The travel ID would be accepted when boarding a plane without a passport to travel domestically. ADOT MVD urges Arizonans to make an appointment to get their Travel ID. Arizona is one of 37 states giving motorists the option to keep their non-federally complaints licenses or get the Travel ID.
Those traveling out of Phoenix Sky Harbor International, Phoenix Mesa-Gateway, Flagstaff, Tucson International and Yuma International airports will need identification to meet the requirement if they want to get past Transportation Security Administration screeners.
Some federally controlled facilities also will be inaccessible without a travel ID. Arizonans will still need Passports to fly internationally. Don't live in Arizona? You can find your requirements on your states ADOT website.
How to get a Voluntary Travel ID
State officials said the Voluntary Travel IDs are available through the state's Motor Vehicle Division, which is part of ADOT.
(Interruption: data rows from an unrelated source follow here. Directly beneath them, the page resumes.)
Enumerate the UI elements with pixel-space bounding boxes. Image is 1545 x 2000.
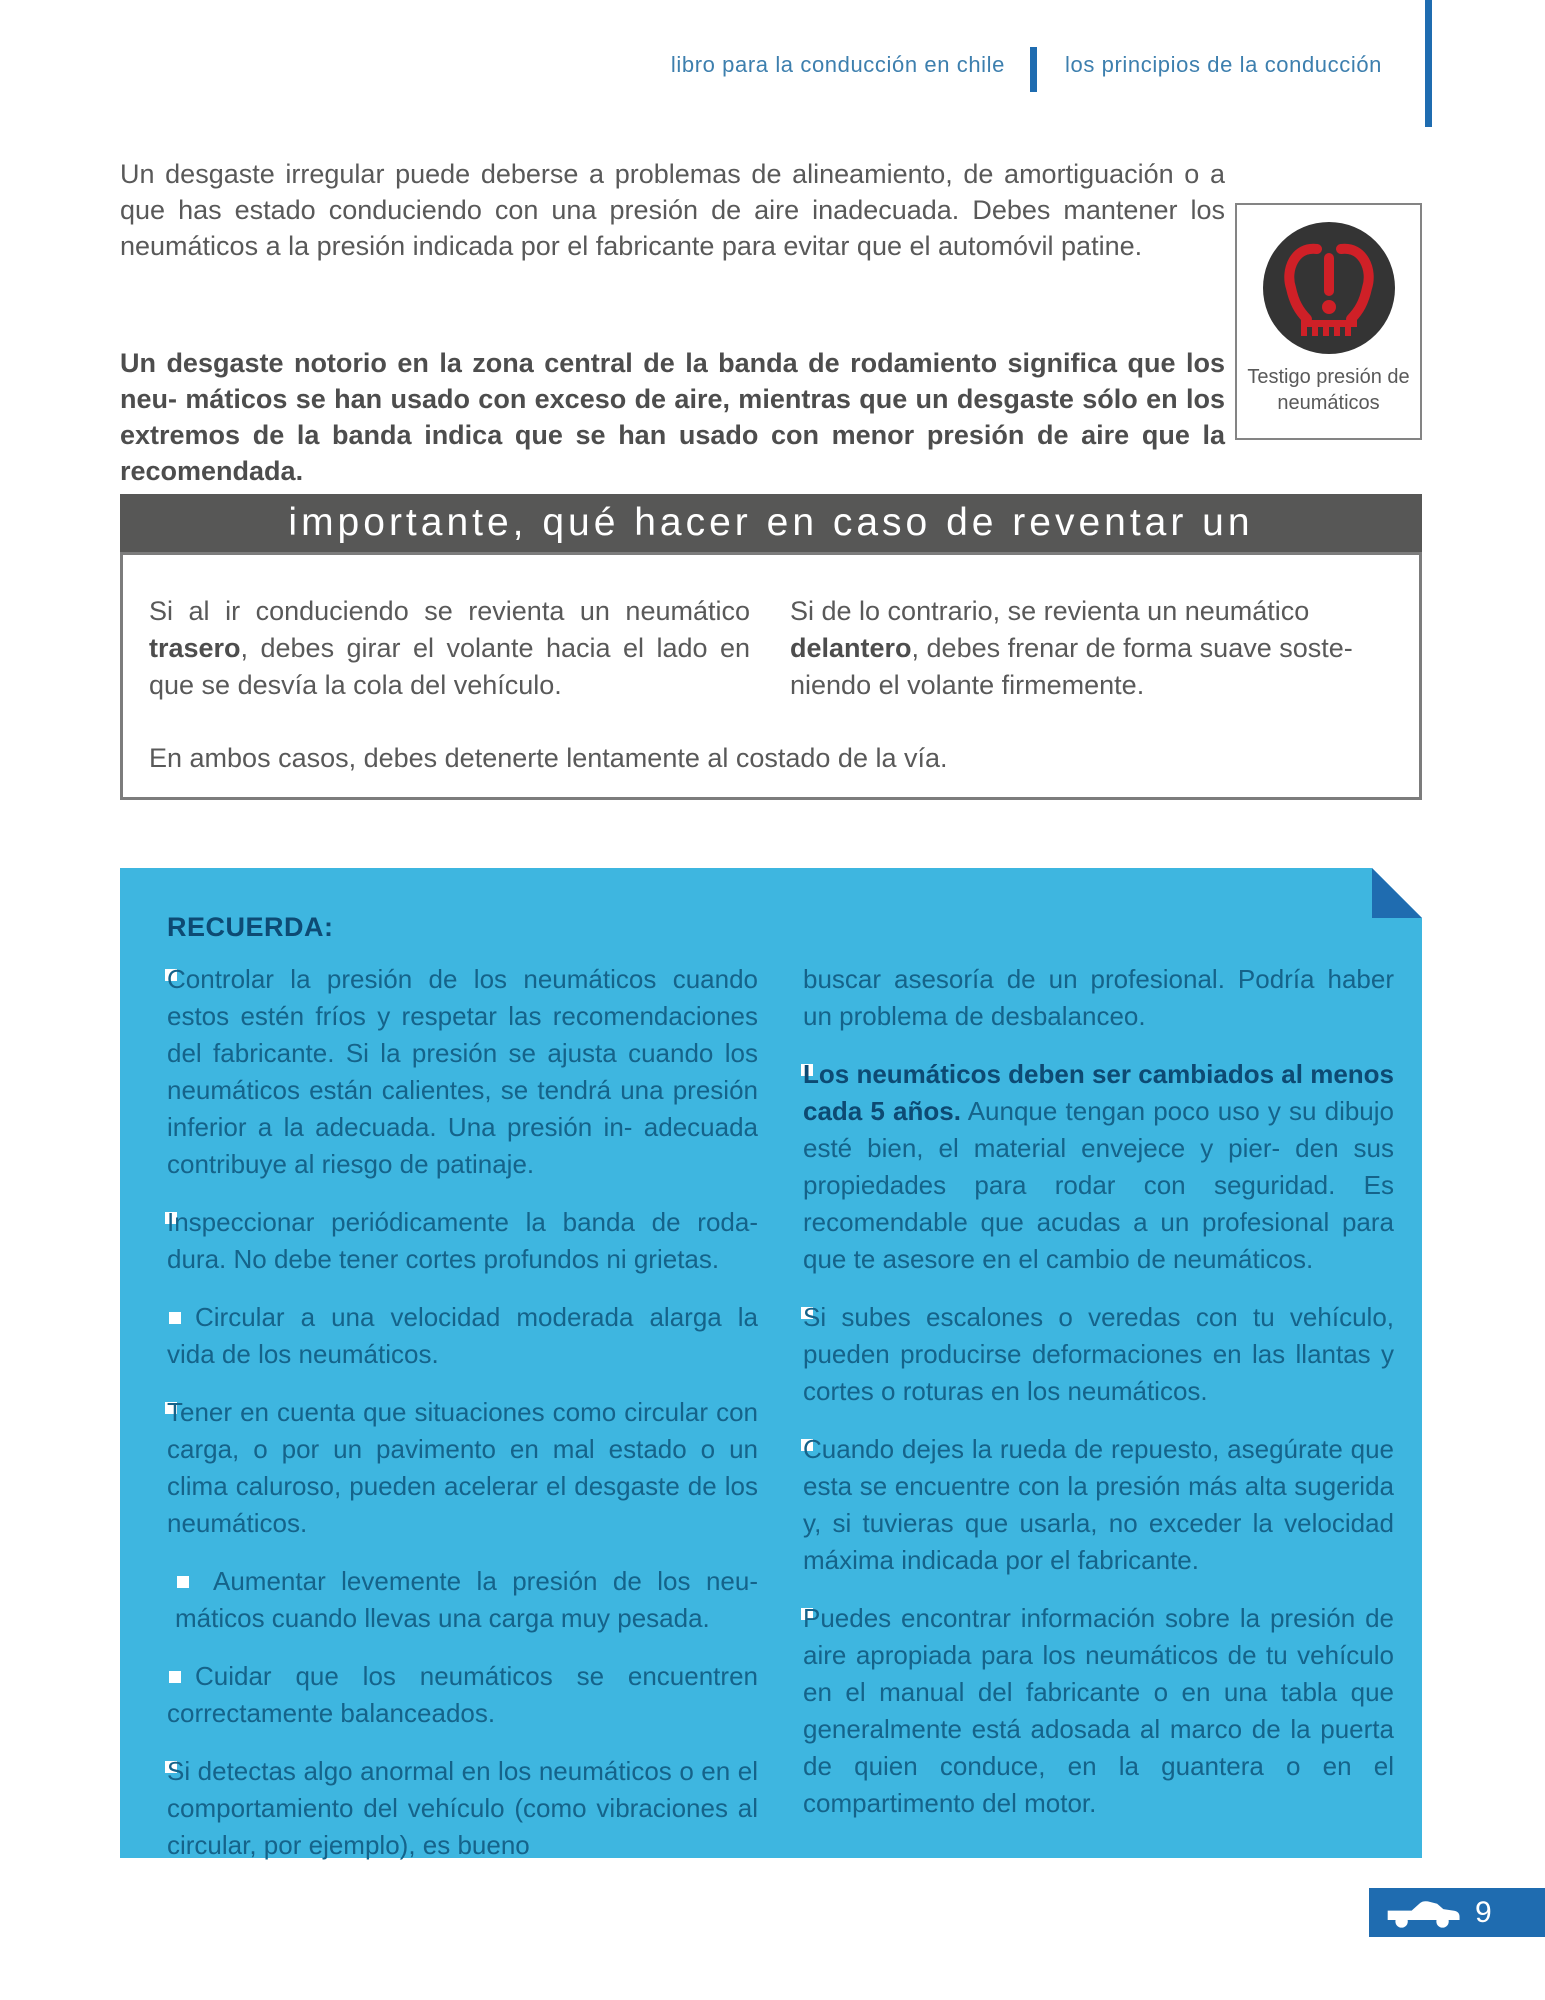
recuerda-bullet-item — [167, 1299, 758, 1373]
recuerda-bullet-item — [167, 1563, 758, 1637]
recuerda-box — [120, 868, 1422, 1858]
recuerda-item — [803, 1056, 1394, 1278]
recuerda-bullet-item — [167, 1658, 758, 1732]
square-bullet-icon — [169, 1671, 181, 1683]
blowout-front-pre: Si de lo contrario, se revienta un neumático — [790, 596, 1310, 626]
recuerda-item-text: Aunque tengan poco uso y su dibujo esté bien, el material envejece y pier- den sus propiedades para rodar con seguridad. Es recomendable que acudas a un profesional para que te asesore en el cambio de neumáticos. — [803, 1096, 1395, 1274]
tpms-indicator-box — [1235, 203, 1422, 440]
recuerda-item-bold: Los neumáticos deben ser cambiados al menos cada 5 años. — [803, 1059, 1394, 1126]
tpms-warning-icon — [1261, 220, 1397, 356]
recuerda-item: Si subes escalones o veredas con tu vehículo, pueden producirse deformaciones en las llantas y cortes o roturas en los neumáticos. — [803, 1299, 1394, 1410]
recuerda-item: buscar asesoría de un profesional. Podría haber un problema de desbalanceo. — [803, 964, 1394, 1031]
recuerda-left-column — [167, 961, 758, 1885]
square-bullet-icon — [177, 1576, 189, 1588]
page-footer-bar — [1369, 1888, 1545, 1937]
intro-paragraph: Un desgaste irregular puede deberse a problemas de alineamiento, de amortiguación o a que has estado conduciendo con una presión de aire inadecuada. Debes mantener los neumáticos a la presión indicada por el fabricante para evitar que el automóvil patine. — [120, 159, 1225, 261]
important-banner-title: importante, qué hacer en caso de reventar un — [120, 494, 1422, 552]
recuerda-item: Cuando dejes la rueda de repuesto, asegúrate que esta se encuentre con la presión más alta sugerida y, si tuvieras que usarla, no exceder la velocidad máxima indicada por el fabricante. — [803, 1431, 1394, 1579]
recuerda-item: Puedes encontrar información sobre la presión de aire apropiada para los neumáticos de tu vehículo en el manual del fabricante o en una tabla que generalmente está adosada al marco de la puerta de quien conduce, en la guantera o en el compartimento del motor. — [803, 1600, 1394, 1822]
top-right-rule — [1425, 0, 1432, 127]
square-bullet-icon — [169, 1312, 181, 1324]
recuerda-item: Tener en cuenta que situaciones como circular con carga, o por un pavimento en mal estado o un clima caluroso, pueden acelerar el desgaste de los neumáticos. — [167, 1394, 758, 1542]
blowout-front-bold: delantero — [790, 633, 912, 663]
tpms-caption: Testigo presión de neumáticos — [1247, 366, 1410, 414]
recuerda-item: Inspeccionar periódicamente la banda de roda- dura. No debe tener cortes profundos ni grietas. — [167, 1204, 758, 1278]
blowout-rear-bold: trasero — [149, 633, 241, 663]
page-number: 9 — [1475, 1895, 1492, 1929]
blowout-advice-box — [120, 552, 1422, 800]
recuerda-item: Si detectas algo anormal en los neumáticos o en el comportamiento del vehículo (como vibraciones al circular, por ejemplo), es bueno — [167, 1753, 758, 1864]
recuerda-item: Controlar la presión de los neumáticos cuando estos estén fríos y respetar las recomendaciones del fabricante. Si la presión se ajusta cuando los neumáticos están calientes, se tendrá una presión inferior a la adecuada. Una presión in- adecuada contribuye al riesgo de patinaje. — [167, 961, 758, 1183]
blowout-both-cases: En ambos casos, debes detenerte lentamente al costado de la vía. — [149, 743, 948, 773]
car-icon — [1385, 1896, 1463, 1930]
recuerda-bullet-text: Aumentar levemente la presión de los neu- máticos cuando llevas una carga muy pesada. — [175, 1566, 758, 1633]
blowout-rear-post: , debes girar el volante hacia el lado en que se desvía la cola del vehículo. — [149, 633, 750, 700]
intro-bold-paragraph: Un desgaste notorio en la zona central de la banda de rodamiento significa que los neu- máticos se han usado con exceso de aire, mientras que un desgaste sólo en los extremos de la banda indica que se han usado con menor presión de aire que la recomendada. — [120, 348, 1225, 486]
blowout-rear-paragraph — [149, 593, 750, 704]
header-book-title: libro para la conducción en chile — [670, 52, 1005, 77]
blowout-front-post: , debes frenar de forma suave soste- niendo el volante firmemente. — [790, 633, 1353, 700]
recuerda-heading: RECUERDA: — [167, 912, 334, 942]
header-chapter-title: los principios de la conducción — [1065, 52, 1382, 77]
recuerda-bullet-text: Circular a una velocidad moderada alarga la vida de los neumáticos. — [167, 1302, 758, 1369]
recuerda-right-column — [803, 961, 1394, 1885]
blowout-front-paragraph — [790, 593, 1391, 704]
recuerda-bullet-text: Cuidar que los neumáticos se encuentren correctamente balanceados. — [167, 1661, 758, 1728]
blowout-rear-pre: Si al ir conduciendo se revienta un neumático — [149, 596, 750, 626]
header-divider — [1030, 47, 1037, 92]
The biggest visible difference between a standard driver's license and the Voluntary Travel ID is a gold star in the top right corner of the new cards. Douglas Nick, an ADOT spokesman, said Arizona residents who want to obtain a Voluntary Travel ID can go to ServiceArizona.com and set up an appointment or just walk into the closest MVD building.
"What you need to do is come into an MVD office and bring one document that proves identity, such as a birth certificate or passport, a document that has your Social Security number and two documents that prove Arizona residency," Nick said.
Documents that prove Arizona residency can include utility bills, credit-card or bank statements or insurance policies. The MVD is looking for two documents with a current Arizona address.
The travel ID is $25 and valid for eight years.
Once the appointment is made and proper documents are shown to the MVD, Nick said, it should take about seven to 10 days to get the new ID in the mail.
Minors under 18 will not be required to have the ID if traveling with an adult who carries an ID.